I turned to Tom Pasquale. “Go ahead,” I said. He started to reach for his cuffs. “Just be gentle.” He nodded, and Edwin Boyd stood up and offered his wrists. As I walked back toward the car, I could hear the deputy intoning the Miranda rights.
I sat down on the front seat, my feet still on the ground. The sky overhead was as clear as I’d ever seen it, a vast wash of stars from one horizon to another. Estelle appeared by the door.
“Are you all right?” she asked.
“Sure,” I said. “Ready for bed, I guess. I was just wondering who will end up with the Finnegans’ ranch. Charlotte isn’t going to be able to cope.”

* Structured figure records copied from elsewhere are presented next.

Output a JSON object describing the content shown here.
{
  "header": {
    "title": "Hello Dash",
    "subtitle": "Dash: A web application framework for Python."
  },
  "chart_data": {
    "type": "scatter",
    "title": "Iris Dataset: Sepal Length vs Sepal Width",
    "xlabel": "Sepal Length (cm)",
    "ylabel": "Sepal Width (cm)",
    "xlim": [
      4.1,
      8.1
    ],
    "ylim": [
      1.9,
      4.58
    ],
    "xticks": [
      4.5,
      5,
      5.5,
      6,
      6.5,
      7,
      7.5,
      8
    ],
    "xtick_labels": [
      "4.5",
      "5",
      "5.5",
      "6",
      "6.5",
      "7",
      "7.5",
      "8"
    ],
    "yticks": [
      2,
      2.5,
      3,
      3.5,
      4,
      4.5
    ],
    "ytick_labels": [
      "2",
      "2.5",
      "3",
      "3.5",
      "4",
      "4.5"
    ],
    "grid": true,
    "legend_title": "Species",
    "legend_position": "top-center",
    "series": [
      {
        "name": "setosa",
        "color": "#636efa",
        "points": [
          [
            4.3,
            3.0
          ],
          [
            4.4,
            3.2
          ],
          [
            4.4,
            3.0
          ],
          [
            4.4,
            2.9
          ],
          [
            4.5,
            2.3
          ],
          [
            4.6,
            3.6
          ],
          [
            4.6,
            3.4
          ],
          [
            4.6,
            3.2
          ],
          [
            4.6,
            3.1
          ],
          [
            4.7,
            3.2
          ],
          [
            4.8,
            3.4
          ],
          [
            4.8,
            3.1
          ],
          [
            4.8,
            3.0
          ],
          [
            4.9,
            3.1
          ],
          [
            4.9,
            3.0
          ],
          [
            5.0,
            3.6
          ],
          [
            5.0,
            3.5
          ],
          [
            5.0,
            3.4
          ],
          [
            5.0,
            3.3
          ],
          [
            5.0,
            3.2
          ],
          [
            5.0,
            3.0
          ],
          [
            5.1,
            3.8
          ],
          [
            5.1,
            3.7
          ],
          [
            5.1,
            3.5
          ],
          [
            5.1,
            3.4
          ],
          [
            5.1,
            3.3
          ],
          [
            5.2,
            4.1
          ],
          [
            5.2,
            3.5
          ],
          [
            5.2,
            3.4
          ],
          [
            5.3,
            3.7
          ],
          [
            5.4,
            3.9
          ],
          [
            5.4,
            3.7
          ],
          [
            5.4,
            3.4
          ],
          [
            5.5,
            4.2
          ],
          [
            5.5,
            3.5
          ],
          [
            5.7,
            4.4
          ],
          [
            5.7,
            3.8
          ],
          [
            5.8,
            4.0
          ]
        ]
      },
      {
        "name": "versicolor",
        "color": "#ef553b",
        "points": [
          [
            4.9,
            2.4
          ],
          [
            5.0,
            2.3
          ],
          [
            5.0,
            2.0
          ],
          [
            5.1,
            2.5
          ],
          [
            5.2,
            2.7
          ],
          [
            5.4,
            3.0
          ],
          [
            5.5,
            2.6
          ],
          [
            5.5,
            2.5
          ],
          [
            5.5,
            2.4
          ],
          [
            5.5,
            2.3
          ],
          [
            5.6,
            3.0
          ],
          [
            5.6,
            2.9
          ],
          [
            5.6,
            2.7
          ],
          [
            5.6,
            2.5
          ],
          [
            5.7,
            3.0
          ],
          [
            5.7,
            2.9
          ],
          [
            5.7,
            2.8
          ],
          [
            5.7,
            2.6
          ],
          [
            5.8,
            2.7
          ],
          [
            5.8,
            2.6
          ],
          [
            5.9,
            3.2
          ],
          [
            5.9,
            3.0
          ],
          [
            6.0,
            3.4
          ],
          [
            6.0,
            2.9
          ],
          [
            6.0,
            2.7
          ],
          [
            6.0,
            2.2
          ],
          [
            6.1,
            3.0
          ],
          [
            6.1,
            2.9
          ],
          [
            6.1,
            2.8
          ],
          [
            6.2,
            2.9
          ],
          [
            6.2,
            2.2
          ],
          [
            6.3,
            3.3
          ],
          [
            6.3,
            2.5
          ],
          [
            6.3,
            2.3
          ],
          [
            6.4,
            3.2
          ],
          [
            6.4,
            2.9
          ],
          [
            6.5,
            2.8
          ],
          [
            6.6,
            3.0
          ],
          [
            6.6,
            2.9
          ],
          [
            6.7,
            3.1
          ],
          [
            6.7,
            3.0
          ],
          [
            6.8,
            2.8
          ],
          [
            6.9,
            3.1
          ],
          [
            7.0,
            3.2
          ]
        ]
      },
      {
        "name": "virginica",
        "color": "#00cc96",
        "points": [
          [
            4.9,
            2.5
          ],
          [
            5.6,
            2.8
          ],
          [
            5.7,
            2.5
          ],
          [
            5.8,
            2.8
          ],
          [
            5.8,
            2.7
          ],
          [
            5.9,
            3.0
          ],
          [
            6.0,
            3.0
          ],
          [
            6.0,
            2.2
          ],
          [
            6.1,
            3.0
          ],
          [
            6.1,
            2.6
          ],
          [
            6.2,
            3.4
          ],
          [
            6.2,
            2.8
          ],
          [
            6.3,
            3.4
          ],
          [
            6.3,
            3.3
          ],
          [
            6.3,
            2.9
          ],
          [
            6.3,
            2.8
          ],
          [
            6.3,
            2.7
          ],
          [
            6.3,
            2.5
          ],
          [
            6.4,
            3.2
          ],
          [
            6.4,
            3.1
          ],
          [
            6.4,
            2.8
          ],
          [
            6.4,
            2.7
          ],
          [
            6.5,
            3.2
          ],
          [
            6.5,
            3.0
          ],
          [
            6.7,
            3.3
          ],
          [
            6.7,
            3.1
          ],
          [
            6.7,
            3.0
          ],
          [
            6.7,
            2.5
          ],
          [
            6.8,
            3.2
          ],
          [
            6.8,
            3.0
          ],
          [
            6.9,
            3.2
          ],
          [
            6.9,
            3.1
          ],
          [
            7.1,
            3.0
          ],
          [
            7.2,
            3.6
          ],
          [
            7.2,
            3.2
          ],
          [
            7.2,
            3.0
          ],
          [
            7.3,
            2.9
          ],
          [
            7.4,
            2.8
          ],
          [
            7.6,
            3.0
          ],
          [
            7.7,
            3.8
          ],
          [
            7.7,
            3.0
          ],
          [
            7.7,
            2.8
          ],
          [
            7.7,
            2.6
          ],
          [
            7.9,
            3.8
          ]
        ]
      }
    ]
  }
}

“The Boyds, I imagine,” Estelle said. “Nothing worked out quite the way Dick Finnegan would have liked, if Edwin’s story holds up.”
“Oh, it’ll hold up,” I said. “But I don’t much look forward to finding out who’s in that car under there.”
“Somebody who had an easy hunt out of season and then tried to pull a fast one by refusing to pay. Dick Finnegan was too strapped for cash to let that happen. That’s what I’d be willing to bet,” Estelle said.
“The one thing I’ve learned in all this time,” I said, “is not to make bets with you.”
Edwin Boyd had been accurate as hell in what he’d remembered. Thirty-six inches down, the massive bucket of one of Posadas County’s front loaders struck the roof of the car, and in another twenty minutes, the pathetic, crushed thing was hauled out and parked on the surface. Chris Lucero, the county employee who’d been shagged out of bed to dig up the prairie, shut down the machine and looked first at the car, then at me.
“Fun times,” he said.
It wasn’t, and the dozer had done a fair enough job of crushing the little tin can that it took Bob Torrez and Tom Pasquale nearly an hour using power jaws to pry part of it open. With a little imagination, the occupants appeared to be two men.